According to the results of the 1st round Delphi survey, the new subtasks of “Resection of right gastroepiploic artery (RGEA) and infrapyloric artery (IPA)” and “Ensure good visualization of upper margin of pancreas by gentle retraction of pancreas” were added. These subtasks were rated 4.56–4.92 and 4.66–4.97, respectively, with a 95% CI in the 2nd round survey. This result reflected the LDG experts’ recognition of the importance of a precise approach to subpyloric lymph node dissection and careful consideration to prevent injury of pancreas.

On the other hand, the following 4 subtasks were rejected after the 2nd round survey: “Checking the residual quantity of carbon dioxide gas,” “collect irrigation fluid at Douglas pouch for cytodiagnosis,” “checking the localization of lesion or ink marking from serosa side,” and “detection of LN swelling around the stomach.” Because checking the carbon dioxide gas seemed to be a responsibility of the operator as well as the other OR staff. Additionally, collecting irrigation fluid for cytodiagnosis was not always necessary during surgery for early-stage gastric cancer. The reason for deleting the subtasks associated with checking the lesion and LN swelling was that localizing the lesion and checking every LN swelling were not always possible during surgery.

A limitation of this study is that the JORS-LDG has not been validated for its educational value through an examination of its reliability and validity. As an extension to this study, we will investigate the inter-rater reliability in comparing the several raters’ evaluation of the JORS-LDG scoring method. We will also evaluate the correlation between the JORS-LDG scores and the LDG surgeons’ various practice backgrounds, particularly with respect to their experience and case logs, and their training reports in laparoscopic surgery.

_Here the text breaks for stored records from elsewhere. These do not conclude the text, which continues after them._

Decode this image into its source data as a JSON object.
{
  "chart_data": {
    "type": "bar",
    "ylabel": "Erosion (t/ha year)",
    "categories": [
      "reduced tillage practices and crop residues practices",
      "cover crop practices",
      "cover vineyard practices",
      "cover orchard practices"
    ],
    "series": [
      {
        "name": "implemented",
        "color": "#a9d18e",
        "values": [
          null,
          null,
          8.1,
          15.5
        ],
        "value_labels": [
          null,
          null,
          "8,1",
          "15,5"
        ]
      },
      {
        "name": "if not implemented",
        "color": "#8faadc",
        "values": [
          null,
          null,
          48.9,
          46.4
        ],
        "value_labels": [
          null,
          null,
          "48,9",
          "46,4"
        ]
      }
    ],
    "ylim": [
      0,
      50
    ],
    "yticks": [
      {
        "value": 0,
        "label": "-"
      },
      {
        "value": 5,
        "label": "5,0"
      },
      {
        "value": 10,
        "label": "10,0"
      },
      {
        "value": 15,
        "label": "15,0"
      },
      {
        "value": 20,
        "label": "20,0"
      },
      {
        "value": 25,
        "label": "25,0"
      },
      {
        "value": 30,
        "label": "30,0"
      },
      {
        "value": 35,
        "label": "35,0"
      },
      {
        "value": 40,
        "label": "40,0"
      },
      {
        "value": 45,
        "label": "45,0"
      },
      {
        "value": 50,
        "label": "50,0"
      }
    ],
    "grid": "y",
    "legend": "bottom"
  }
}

Recently, intraoperative skill measures have been demonstrated to correlate with postoperative patient outcomes [19, 20]. Birkmeyer and colleagues [19] demonstrated that with respect to the performances of 20 bariatric surgeons, the lower scoring group had significantly higher numbers of postoperative complications and operative mortality upon review of their laparoscopic gastric bypass videos by 10 blinded raters. Machenzie et al. [20] compared the intraoperative technical skills scores and postoperative patient outcomes for 171 cases performed by 85 surgeons in laparoscopic colorectal surgery. They demonstrated that there has been a significant difference in the rate of postoperative complications and the number of retrieved lymph nodes using blind video evaluations. The intraoperative skills evaluation with appropriate evaluation measures may have the potential to predict postoperative surgical outcomes. Furthermore, if the results of the evaluation of each subtask can be used to analyze complications, the procedure-specific assessment scale may play an important role in the improvement of postoperative outcomes. Regarding outcome prediction, we inquired about each subtask in the Delphi extra survey that addressed the concept of “safety” in this study. From the scores for these subtasks, it may be possible to analyze surgical complication factors associated with safety.

While Scally et al. [21] investigated the correlation between the video rating scores with respect to surgical skill and the long-term outcomes after bariatric surgery, there has been no study that reported on the relationship between procedure skill rating scores and long-term postoperative oncological outcomes. Future investigations that compare the score focusing on each aspect of the LDG could identify the correlations between the results of the skill evaluation and oncological outcome with respect to disease recurrence. Moreover, the subtasks—considered to be important from the viewpoint of “oncological curability” in the extra round of Delphi survey comprising LN dissections of the greater curvature, the subpyloric region, the upper margin of the pancreas, and the lesser curvature, and stomach resection with adequate margins (Table 5)—will be useful for detailed investigations of the relationship between these subtask scores and long-term outcome.

Table 5 Important subtasks for “oncological curability” selected by 80% or more consensus in extra Delphi survey

Conclusions

We developed the JORS-LDG using CTA and the Delphi method as an assessment and training tool for the education of LDG.